Ahora bien: ¿por qué en el Ateneo estudiábamos francés, y no inglés? La explicación es muy sencilla: en aquellos años el bachillerato era especializado, y los alumnos que íbamos a estudiar Derecho debíamos tomar clases de esa lengua porque la mayor parte de los textos jurídicos provenían de Francia.
Romanita Herrera era joven y hermosa. También era muy tímida, casi tanto como nosotros, sus alumnos, que estábamos secretamente enamorados de ella. Apenas era un poco mayor que nosotros, pero nos hablaba de usted; nos decía “señor González”, “señor Fuentes”, “señorita Farías”, y así... Ya he contado que para pronunciar la ü francesa adelantaba los labios como en un beso. Todos los días un estudiante le preguntaba:
-Maestra: ¿podría repetirme por favor cómo se pronuncia la ü francesa?
Ella no percibía el truco, y volvía a adelantar los labios para decir la dicha letra, y todos la besábamos en nuestra fantasía.
Romanita fue hija del pintor Rubén Herrera y de su esposa doña Dora Scaccioni. De ellos heredó el talento pictórico. He visto algunos cuadros suyos de muy buena factura. Circunstancias de la vida la llevaron de Saltillo a la Ciudad de México, y ya no volvió a Saltillo. Único familiar cercano suyo, después de la muerte de sus padres, fue su hermano, el licenciado Mario Herrera, hombre de excepcionales cualidades humanas, gran crítico de arte, amoroso conservador de la obra de su padre. Fue él quien cuidó a Romanita durante la prolongada enfermedad que la aquejó y que al final se la llevó a la tumba.

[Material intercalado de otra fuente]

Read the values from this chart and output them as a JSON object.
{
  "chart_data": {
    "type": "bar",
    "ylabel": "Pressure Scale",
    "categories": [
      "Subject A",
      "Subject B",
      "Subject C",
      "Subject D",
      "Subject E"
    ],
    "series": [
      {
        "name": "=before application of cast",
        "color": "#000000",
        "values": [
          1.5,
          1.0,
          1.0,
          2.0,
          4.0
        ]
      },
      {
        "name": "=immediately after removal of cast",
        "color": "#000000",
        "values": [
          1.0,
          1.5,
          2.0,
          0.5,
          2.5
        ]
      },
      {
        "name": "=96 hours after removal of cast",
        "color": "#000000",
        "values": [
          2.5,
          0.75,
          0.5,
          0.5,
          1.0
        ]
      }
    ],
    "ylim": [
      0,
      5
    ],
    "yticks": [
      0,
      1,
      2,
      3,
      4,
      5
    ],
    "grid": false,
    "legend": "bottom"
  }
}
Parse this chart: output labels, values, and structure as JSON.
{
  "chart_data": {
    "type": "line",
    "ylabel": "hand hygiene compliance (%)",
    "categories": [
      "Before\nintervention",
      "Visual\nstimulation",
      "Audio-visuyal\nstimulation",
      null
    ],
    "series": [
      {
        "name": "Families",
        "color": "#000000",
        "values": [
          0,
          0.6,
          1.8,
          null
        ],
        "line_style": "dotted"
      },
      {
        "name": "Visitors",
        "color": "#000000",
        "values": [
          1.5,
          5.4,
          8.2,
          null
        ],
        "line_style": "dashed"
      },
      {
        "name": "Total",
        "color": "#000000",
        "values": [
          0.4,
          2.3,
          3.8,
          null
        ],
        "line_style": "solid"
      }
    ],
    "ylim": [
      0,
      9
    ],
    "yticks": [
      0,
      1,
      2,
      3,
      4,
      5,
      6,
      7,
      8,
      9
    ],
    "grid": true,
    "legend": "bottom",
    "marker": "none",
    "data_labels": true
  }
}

El paso de Romanita Herrera por nuestra vida fue fugaz, y sin embargo, dejó en nosotros un recuerdo de los que llaman imborrables. Su figura se me presenta como una amable sombra, como una gentil aparición que de pronto llegó y se fue de pronto. Hay poesía en la memoria de aquel hermoso rostro, y en el eco de aquella tenue voz. Sombra entre sombras, la evocación de María Romana Herrera es testimonio de almas que fueron y ahora ya no son.
Aquel Saltillo de Romanita y nuestro es como ella, también un recuerdo desvaído. Otra, muy otra era aquella ciudad adormecida de mediados del pasado siglo. También nuestra ciudad era gentil, también amable. Igual daba los labios en un soñado beso. Sin darme cuenta pasé de la edad de las perdiciones a la edad de las pérdidas. La de María Romana Herrera me duele todavía como un suave dolor de corazón.